Kansas is a long way from Fresno, but Rita was taking a long-distance trucking course and happened to be driving through Kansas as part of her training.  The met for the first time at a convenience store parking lot of I-70.

Rita ended up moving to Eudora and the two married on June 30.  Take a look at the story in the Lawrence Journal-World: there’s even a slide show!

From Your Romance Coach, Kathryn Lord

PS I have heard other good reports from women who have joined the BBWDatefinder site.  So if you are not the “slim and trim” that most guys seem to want, hop (or stroll) on over.  BTW, what most guys want is not what they are going to get, since the average weight of white women at age 50 is 155 pounds, 175 for Black women.


Love Those Love Stories: February Version

Here are two lovely stories out of Bozeman, Montana, for heaven’s sake! Dan and Carolyn Hopper met on ChristianScienceSingles.com, he living in Washington state, she in Montana. They are now living in Bozeman, happily married.

Marcia and David Crowell met online in 2002. But talk about long-distance relationships! Marcia (who contacted David first) was living in Sao Paolo, Brazil, while David was in Bozeman. It was only a couple of months after their first face to face meeting in Brazil before David proposed. “It was love at first sight,” says David.

And here are two more, this time in Plesanton, California. Vina (60) and Gary (63) Dugan met on eHarmony and married just a few months later. Marilyn Rogers (62) and a grandma had over 500 guys get in touch before she started steadily dating Peir Delfrate.

This one is a long-distance affair: Amy Shorter and John Whitaker were separated by 670 and 13 years (he was 35 and she was 22). And Ian Parker and Michelle Joseph have an even bigger age difference—17 years. But both couples met online (Amy and John in a chat room for military history, Ian and Michelle on Friends Reunited Dating. John and Amy are already married, and Ian and Michelle have a wedding date of April 29, 2006 - are year to the date from when they met.

From Your Romance Coach, Kathryn Lord


Long Distance Romance? Talk About a DEAL!

WOW! I just read about this great new website Site59.com. Talk about a service for long-distance romances! Whew!

Here’s what it does: It’s like Travelocity (which is going to add a similar feature soon), in that you put in the city you are leaving from and where you would like to go, and then it searches and gives you options.
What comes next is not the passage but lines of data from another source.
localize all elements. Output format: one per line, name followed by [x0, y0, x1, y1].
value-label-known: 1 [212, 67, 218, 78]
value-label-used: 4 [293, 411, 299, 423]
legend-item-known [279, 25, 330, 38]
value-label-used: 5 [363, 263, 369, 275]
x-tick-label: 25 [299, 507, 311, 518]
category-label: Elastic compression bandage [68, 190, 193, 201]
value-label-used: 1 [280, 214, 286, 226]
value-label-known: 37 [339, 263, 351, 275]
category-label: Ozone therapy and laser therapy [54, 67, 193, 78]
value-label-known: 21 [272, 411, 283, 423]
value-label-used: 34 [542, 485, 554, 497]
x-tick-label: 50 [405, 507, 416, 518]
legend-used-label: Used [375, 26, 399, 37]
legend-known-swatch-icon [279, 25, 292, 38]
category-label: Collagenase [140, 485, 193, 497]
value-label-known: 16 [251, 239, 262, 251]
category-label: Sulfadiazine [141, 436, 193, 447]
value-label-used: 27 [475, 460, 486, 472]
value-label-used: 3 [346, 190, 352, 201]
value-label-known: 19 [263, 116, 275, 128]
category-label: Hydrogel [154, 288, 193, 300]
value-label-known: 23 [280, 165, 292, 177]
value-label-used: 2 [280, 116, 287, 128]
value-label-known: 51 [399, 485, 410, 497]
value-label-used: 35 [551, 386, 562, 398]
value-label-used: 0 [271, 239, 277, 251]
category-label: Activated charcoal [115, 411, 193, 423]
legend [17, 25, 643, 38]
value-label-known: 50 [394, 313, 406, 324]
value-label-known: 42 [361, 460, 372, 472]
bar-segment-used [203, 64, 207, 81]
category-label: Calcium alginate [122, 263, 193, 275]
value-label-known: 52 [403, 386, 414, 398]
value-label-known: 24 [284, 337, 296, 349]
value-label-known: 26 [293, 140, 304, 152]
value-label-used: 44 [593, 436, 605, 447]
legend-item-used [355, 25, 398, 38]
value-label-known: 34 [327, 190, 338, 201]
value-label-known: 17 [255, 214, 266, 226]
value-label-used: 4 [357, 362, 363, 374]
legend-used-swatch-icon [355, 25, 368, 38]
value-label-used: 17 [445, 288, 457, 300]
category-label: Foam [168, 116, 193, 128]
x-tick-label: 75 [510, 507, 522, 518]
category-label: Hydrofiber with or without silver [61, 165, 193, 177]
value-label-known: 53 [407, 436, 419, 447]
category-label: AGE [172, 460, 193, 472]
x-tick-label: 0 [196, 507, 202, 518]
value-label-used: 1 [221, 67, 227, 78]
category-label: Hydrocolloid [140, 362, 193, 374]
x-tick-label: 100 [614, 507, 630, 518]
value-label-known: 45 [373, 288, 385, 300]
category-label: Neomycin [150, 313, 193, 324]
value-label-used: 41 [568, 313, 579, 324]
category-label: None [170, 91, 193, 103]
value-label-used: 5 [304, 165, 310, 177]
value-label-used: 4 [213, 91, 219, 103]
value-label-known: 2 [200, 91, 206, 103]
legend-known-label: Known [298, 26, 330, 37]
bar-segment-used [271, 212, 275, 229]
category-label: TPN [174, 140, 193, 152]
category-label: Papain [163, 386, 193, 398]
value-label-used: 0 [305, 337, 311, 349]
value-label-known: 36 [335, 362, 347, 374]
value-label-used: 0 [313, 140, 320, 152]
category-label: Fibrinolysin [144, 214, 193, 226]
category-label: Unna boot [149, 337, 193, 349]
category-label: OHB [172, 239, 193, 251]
BUT… you can do arrangements for up to four people in two different places, and the trips are short notice! Two weeks or less.

Here’s what happened when I tried it out:

I tried Tallahassee, where I am, and Jackson, Mississippi, the closest airport for Drew. And I picked the weekend before Valentine’s Day. Both our flights (coordinated so that we would arrive and leave Boston about the same time), plus the costs of 3 nights in a nice Boston hotel (Four Points by Sheraton), for $739.10. Total. We could add a car for $87 more. But nobody wants a car in Boston. So we could do a romantic weekend for $370 each. AND...the site automatically calculates how much time you would have together: For the trip I planned, 2 days, 19 hours, and 31 minutes.

Almost makes me want to start dating again.

From Your Romance Coach, Kathryn Lord


Long Distance Love

Here’s a lovely story about long distance romance, facilitated by Internet dating, or course! See how Don Valenta of Dallas got to live in Hawaii—even though he hadn’t thought about it.

I am a big fan of exploring out of your home territory, if moving is at all possible for you. Drew and I were 482 miles apart, door to door. I moved, and it was worth it.